The steps in this article assume that your admin has configured a Unity Catalog volume or external location so that you can access your source files in S3. If your admin configured a compute resource to use an AWS instance profile, see Load data using COPY INTO with an instance profile or Tutorial: COPY INTO with Spark SQL instead. If your admin gave you temporary credentials (an AWS access key ID, a secret key, and a session token), see Load data using COPY INTO with temporary credentials instead.
Before you begin
Before you use COPY INTO
to load data from a Unity Catalog volume or from a cloud object storage path that’s defined as a Unity Catalog external location, you must have the following:
The
READ VOLUME
privilege on a volume or theREAD FILES
privilege on an external location.For more information about creating volumes, see What are Unity Catalog volumes?.
For more information about creating external locations, see Create an external location to connect cloud storage to Databricks.
The path to your source data in the form of a cloud object storage URL or a volume path.
Example cloud object storage URL:
s3://landing-bucket/raw-data/json
.Example volume path:
/Volumes/quickstart_catalog/quickstart_schema/quickstart_volume/raw_data/json
.The
USE SCHEMA
privilege on the schema that contains the target table.The
USE CATALOG
privilege on the parent catalog.
For more information about Unity Catalog privileges, see Unity Catalog privileges and securable objects.
Load data from a volume
To load data from a Unity Catalog volume, you must have the READ VOLUME
privilege.
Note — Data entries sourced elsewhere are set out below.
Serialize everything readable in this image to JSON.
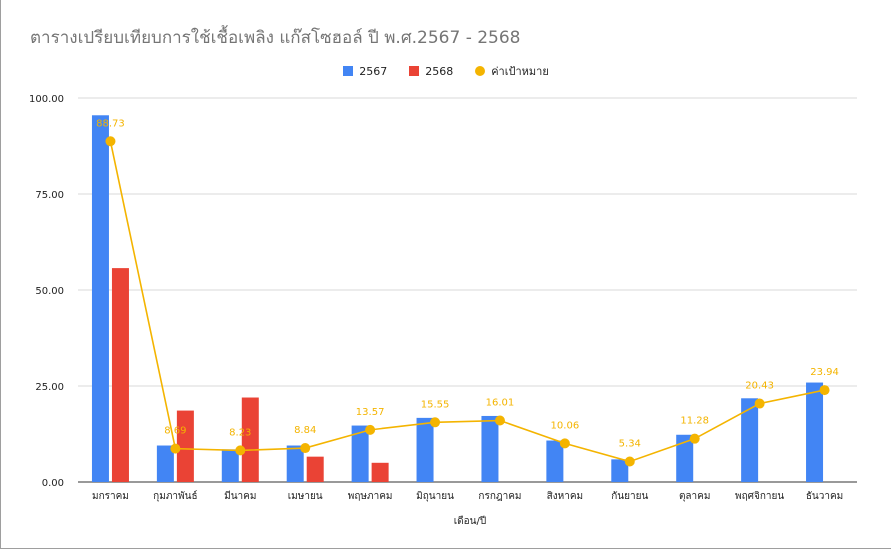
{
  "chart_data": {
    "type": "bar",
    "title": "ตารางเปรียบเทียบการใช้เชื้อเพลิง แก๊สโซฮอล์ ปี พ.ศ.2567 - 2568",
    "xlabel": "เดือน/ปี",
    "ylabel": "",
    "ylim": [
      0,
      100
    ],
    "yticks": [
      "0.00",
      "25.00",
      "50.00",
      "75.00",
      "100.00"
    ],
    "grid": true,
    "legend_position": "top",
    "categories": [
      "มกราคม",
      "กุมภาพันธ์",
      "มีนาคม",
      "เมษายน",
      "พฤษภาคม",
      "มิถุนายน",
      "กรกฎาคม",
      "สิงหาคม",
      "กันยายน",
      "ตุลาคม",
      "พฤศจิกายน",
      "ธันวาคม"
    ],
    "series": [
      {
        "name": "2567",
        "kind": "bar",
        "color": "#4285f4",
        "values": [
          95.5,
          9.5,
          8.5,
          9.5,
          14.7,
          16.7,
          17.2,
          10.8,
          5.9,
          12.3,
          21.8,
          25.9
        ]
      },
      {
        "name": "2568",
        "kind": "bar",
        "color": "#ea4335",
        "values": [
          55.7,
          18.6,
          22.0,
          6.6,
          5.0,
          null,
          null,
          null,
          null,
          null,
          null,
          null
        ]
      },
      {
        "name": "ค่าเป้าหมาย",
        "kind": "line",
        "color": "#f4b400",
        "values": [
          88.73,
          8.69,
          8.23,
          8.84,
          13.57,
          15.55,
          16.01,
          10.06,
          5.34,
          11.28,
          20.43,
          23.94
        ],
        "labels": [
          "88.73",
          "8.69",
          "8.23",
          "8.84",
          "13.57",
          "15.55",
          "16.01",
          "10.06",
          "5.34",
          "11.28",
          "20.43",
          "23.94"
        ]
      }
    ]
  }
}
Volume privileges apply to all nested directories under the specified volume.
For example, if you have access to a volume with the path /Volumes/quickstart_catalog/quickstart_schema/quickstart_volume/
, the following commands are valid:
COPY INTO landing_table
FROM '/Volumes/quickstart_catalog/quickstart_schema/quickstart_volume/raw_data'
FILEFORMAT = PARQUET;
COPY INTO json_table
FROM '/Volumes/quickstart_catalog/quickstart_schema/quickstart_volume/raw_data/json'
FILEFORMAT = JSON;
Optionally, you can also use a volume path with the dbfs scheme. For example, the following commands are also valid:
COPY INTO landing_table
FROM 'dbfs:/Volumes/quickstart_catalog/quickstart_schema/quickstart_volume/raw_data'
FILEFORMAT = PARQUET;
COPY INTO json_table
FROM 'dbfs:/Volumes/quickstart_catalog/quickstart_schema/quickstart_volume/raw_data/json'
FILEFORMAT = JSON;
Load data using an external location
The following example loads data from S3 into a table using Unity Catalog external locations to provide access to the source code.
COPY INTO my_json_data
FROM 's3://landing-bucket/json-data'
FILEFORMAT = JSON;
External location privilege inheritance
External location privileges apply to all nested directories under the specified location.
For example, if you have access to an external location defined with the URL s3://landing-bucket/raw-data
, the following commands are valid:
COPY INTO landing_table
FROM 's3://landing-bucket/raw-data'
FILEFORMAT = PARQUET;
COPY INTO json_table
FROM 's3://landing-bucket/raw-data/json'
FILEFORMAT = JSON;
Permissions on this external location do not grant any privileges on directories above or parallel to the location specified. For example, neither of the following commands are valid:
COPY INTO parent_table
FROM 's3://landing-bucket'
FILEFORMAT = PARQUET;
COPY INTO sibling_table
FROM 's3://landing-bucket/json-data'
FILEFORMAT = JSON;
Three-level namespace for target tables
You can target a Unity Catalog table using a three tier identifier (<catalog_name>.<database_name>.<table_name>
). You can use the USE CATALOG <catalog_name>
and USE <database_name>
commands to set the default catalog and database for your current query or notebook.